The general linear test (also known as the general linear hypothesis) relies on an F-statistic that indicates whether an alternate (full) model significantly reduces the unexplained error variance of interest costs relative to a null (reduced) model. The F-statistic is calculated as: F-statistic = [(SSEnull − SSEalt)/(dfnull − dfalt)]/(SSEalt/dfalt), where SSE is the error sum of squares, null and alt denote the null and alternate models, respectively, and df is the degrees of freedom. Under the null hypothesis, the calculated F-statistic is distributed as F with numerator degrees of freedom of dfnull − dfalt and denominator degrees of freedom of dfalt. This test assumes that least-squares estimators are statistically appropriate for these models. Evaluation of the error term distribution reveals no significant deviation from least-squares assumptions. Specification tests discussed in the “Results” section indicate that the error terms follow the normal distribution with an expected mean of 0, and the expected variance equal to the sample mean square error (MSE).

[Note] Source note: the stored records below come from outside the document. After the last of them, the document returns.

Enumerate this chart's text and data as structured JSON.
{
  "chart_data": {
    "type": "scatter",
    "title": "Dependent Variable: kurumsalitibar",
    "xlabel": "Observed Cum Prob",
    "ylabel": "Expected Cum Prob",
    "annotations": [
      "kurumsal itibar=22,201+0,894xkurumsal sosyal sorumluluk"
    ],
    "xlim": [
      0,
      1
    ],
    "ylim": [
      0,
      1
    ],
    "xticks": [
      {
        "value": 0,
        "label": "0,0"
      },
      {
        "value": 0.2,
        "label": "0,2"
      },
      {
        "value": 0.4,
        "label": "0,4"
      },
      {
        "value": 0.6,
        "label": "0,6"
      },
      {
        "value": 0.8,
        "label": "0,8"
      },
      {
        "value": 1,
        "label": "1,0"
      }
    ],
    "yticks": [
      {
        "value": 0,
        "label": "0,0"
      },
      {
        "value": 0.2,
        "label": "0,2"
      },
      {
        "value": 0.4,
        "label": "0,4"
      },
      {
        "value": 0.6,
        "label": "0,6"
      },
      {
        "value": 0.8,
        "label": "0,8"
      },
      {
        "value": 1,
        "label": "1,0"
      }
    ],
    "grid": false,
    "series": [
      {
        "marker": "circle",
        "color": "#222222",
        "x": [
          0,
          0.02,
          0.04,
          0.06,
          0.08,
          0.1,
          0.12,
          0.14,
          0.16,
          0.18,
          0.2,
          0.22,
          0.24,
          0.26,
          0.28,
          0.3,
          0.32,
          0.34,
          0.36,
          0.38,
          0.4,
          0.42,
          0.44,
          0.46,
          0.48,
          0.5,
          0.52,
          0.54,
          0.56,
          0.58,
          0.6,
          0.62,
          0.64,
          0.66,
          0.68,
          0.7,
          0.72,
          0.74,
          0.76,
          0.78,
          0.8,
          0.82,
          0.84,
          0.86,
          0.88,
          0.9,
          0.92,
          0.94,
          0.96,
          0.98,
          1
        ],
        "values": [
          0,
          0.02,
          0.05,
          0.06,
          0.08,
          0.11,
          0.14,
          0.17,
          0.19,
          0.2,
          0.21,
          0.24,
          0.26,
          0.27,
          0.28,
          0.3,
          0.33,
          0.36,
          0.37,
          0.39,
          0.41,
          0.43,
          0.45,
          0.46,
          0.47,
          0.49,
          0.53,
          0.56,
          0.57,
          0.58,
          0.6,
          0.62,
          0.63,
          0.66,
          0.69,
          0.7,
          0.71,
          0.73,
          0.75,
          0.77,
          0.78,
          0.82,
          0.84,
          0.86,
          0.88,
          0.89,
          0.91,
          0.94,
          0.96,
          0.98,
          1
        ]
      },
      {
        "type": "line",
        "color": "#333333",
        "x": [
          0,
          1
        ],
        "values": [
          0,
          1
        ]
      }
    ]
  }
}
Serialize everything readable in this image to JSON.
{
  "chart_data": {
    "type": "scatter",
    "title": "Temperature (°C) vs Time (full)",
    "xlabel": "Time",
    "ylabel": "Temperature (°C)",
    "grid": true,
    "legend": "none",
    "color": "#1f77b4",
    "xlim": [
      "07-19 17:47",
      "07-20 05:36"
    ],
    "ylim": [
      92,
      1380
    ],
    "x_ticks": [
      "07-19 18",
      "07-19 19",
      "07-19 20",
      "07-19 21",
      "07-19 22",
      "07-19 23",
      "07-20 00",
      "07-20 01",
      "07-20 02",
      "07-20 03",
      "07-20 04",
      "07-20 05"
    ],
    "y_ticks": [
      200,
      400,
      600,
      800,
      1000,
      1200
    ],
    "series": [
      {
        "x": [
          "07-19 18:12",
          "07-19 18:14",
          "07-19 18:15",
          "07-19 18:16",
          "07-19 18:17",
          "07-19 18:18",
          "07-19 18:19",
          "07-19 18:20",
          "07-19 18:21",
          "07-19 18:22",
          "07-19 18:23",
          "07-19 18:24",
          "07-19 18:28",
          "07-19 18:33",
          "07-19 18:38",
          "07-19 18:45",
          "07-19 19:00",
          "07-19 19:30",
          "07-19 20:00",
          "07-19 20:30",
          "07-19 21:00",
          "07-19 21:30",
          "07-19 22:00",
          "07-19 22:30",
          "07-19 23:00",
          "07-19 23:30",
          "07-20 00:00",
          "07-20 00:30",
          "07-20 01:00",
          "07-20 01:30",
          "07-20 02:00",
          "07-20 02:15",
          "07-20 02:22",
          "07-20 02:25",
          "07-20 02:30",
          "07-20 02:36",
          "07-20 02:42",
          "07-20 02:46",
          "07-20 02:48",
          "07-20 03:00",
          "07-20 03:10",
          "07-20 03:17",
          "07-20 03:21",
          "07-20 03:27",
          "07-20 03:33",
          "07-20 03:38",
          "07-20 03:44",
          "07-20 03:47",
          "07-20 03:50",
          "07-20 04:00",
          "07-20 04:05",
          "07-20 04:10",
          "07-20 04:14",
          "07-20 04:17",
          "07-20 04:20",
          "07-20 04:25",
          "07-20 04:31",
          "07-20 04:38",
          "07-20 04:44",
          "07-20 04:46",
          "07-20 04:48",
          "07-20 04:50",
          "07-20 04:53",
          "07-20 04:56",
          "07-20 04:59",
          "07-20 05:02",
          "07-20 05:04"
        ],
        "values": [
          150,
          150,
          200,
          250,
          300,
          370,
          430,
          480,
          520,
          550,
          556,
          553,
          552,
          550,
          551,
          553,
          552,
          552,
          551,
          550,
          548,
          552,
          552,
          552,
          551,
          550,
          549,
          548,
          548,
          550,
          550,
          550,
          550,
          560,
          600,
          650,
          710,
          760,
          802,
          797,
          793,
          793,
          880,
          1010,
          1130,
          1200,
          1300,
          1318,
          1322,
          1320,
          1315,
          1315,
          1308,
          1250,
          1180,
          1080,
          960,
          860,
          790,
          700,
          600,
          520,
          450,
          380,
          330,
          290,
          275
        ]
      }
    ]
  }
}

Reck and Wilson (2006) examined 595 new issues that occurred during the relatively weaker economy of the 1980s. The cities in their sample had average unreserved general fund balances of only 13.6 percent of annual revenues compared with the 23.4 percent for our sample. Similarly, Reck and Wilson (2006) reported general fund performance (ratio of the difference between general fund revenues and general fund expenditures to general fund revenues) of only 1.2 percent for their 1980s' sample compared with 3.3 percent for our sample.
While we would like to reconstruct our general fund balance sheet measure as well, the cumulative nature of fund balance and data limitations do not permit us to do so.
Alternatively, we retested H3 using an AllGovopPerf measure that also removed capital and debt service expenditures from total aggregate expenditures for all governmental funds. These results were not different from those reported in Table 6, suggesting that the test results for H3 were not affected by the large amounts of capital expenditures reported in the capital projects funds and debt service expenditures reported in the debt service funds.